Es hat wirklich sehr viel von einem Unternehmen oder Verein, solch' eine Aiga, eine samoanische Familie. Und dies ist kein Zufall, weil eine Aiga immer auch ein Wirtschaftsbetrieb ist, Ländereien bewirtschaftet, gar Handel betreibt und Fischfang. Gut geführt, ist sie ein blühendes Unternehmen mit vielen Beschäftigten, angesehen und einflußreich auch im weiteren Umfeld. Versagt die Führung, sinkt die Zahl der Beschäftigten und die Wirtschaftskraft. Und das Ansehen.

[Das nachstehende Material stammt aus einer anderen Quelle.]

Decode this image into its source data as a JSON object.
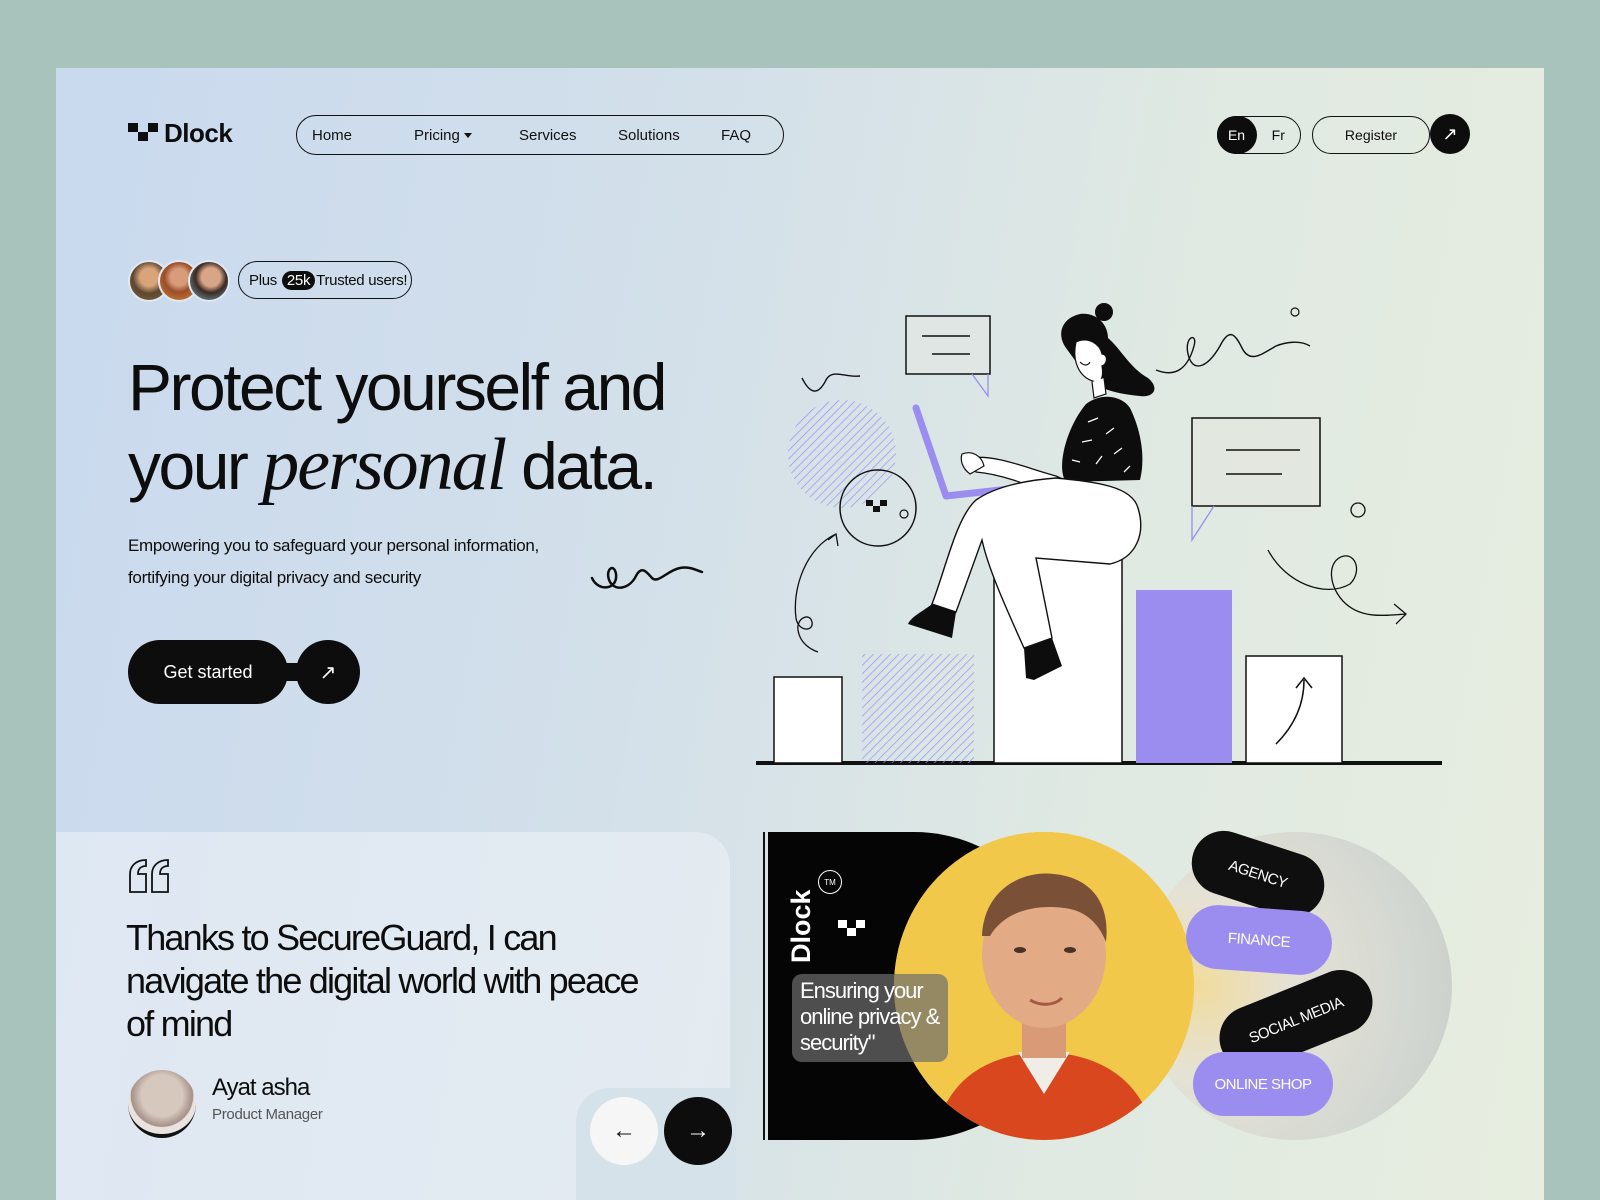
{
  "brand": {
    "name": "Dlock"
  },
  "nav": {
    "items": [
      {
        "label": "Home"
      },
      {
        "label": "Pricing",
        "has_dropdown": true
      },
      {
        "label": "Services"
      },
      {
        "label": "Solutions"
      },
      {
        "label": "FAQ"
      }
    ]
  },
  "header": {
    "languages": [
      "En",
      "Fr"
    ],
    "active_language": "En",
    "register_label": "Register",
    "register_arrow": "↗"
  },
  "trusted": {
    "prefix": "Plus",
    "count": "25k",
    "suffix": "Trusted users!"
  },
  "hero": {
    "headline_line1": "Protect yourself and",
    "headline_line2_start": "your",
    "headline_emphasis": "personal",
    "headline_line2_end": "data.",
    "subtitle_line1": "Empowering you to safeguard your personal information,",
    "subtitle_line2": "fortifying your digital privacy and security",
    "cta_label": "Get started",
    "cta_arrow": "↗"
  },
  "testimonial": {
    "quote": "Thanks to SecureGuard, I can navigate the digital world with peace of mind",
    "author_name": "Ayat asha",
    "author_role": "Product Manager",
    "prev_arrow": "←",
    "next_arrow": "→"
  },
  "showcase": {
    "brand_vertical": "Dlock",
    "tm": "TM",
    "tagline": "Ensuring your online privacy & security\"",
    "tags": [
      {
        "label": "AGENCY",
        "color": "#0f0f10"
      },
      {
        "label": "FINANCE",
        "color": "#9b8cf0"
      },
      {
        "label": "SOCIAL MEDIA",
        "color": "#0f0f10"
      },
      {
        "label": "ONLINE SHOP",
        "color": "#9b8cf0"
      }
    ]
  },
  "colors": {
    "accent_purple": "#9b8cf0",
    "ink": "#0d0d0d",
    "outer_bg": "#a8c2bc",
    "portrait_yellow": "#f2c84a"
  }
}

Durch die große Zahl von Samoanern in der Stadt, gar im Ausland, hat sich an diesen Verhältnissen einiges verändert. Im Detail, nicht im Grundsatz. Denn die nicht mehr auf dem Land der Familie wohnhaften Mitglieder gehören trotzdem weiter "dazu". "Feine Matten" kann man auch kaufen, heutzutage, und wenn die Kinder in Neuseeland sind und dort arbeiten, dann können sie zwar keine Matten mehr flechten, aber das Geld schicken, mit dem man dann Matten kaufen kann. Und andere Dinge, mit denen man im Dorf Ehre einlegt als Matai. Gleiches gilt natürlich auch für die Familienangehörigen in der Stadt, Apia, die dort bei Verwandten oder gar auf einem eigenen Stück Land leben und eine bezahlte Arbeit haben. Auch hier gibt es einen regen Austausch. Sie schicken Geld ins Dorf, zu ihrer Familie, werden im Gegenzug mit Produkten vom Familienland versorgt.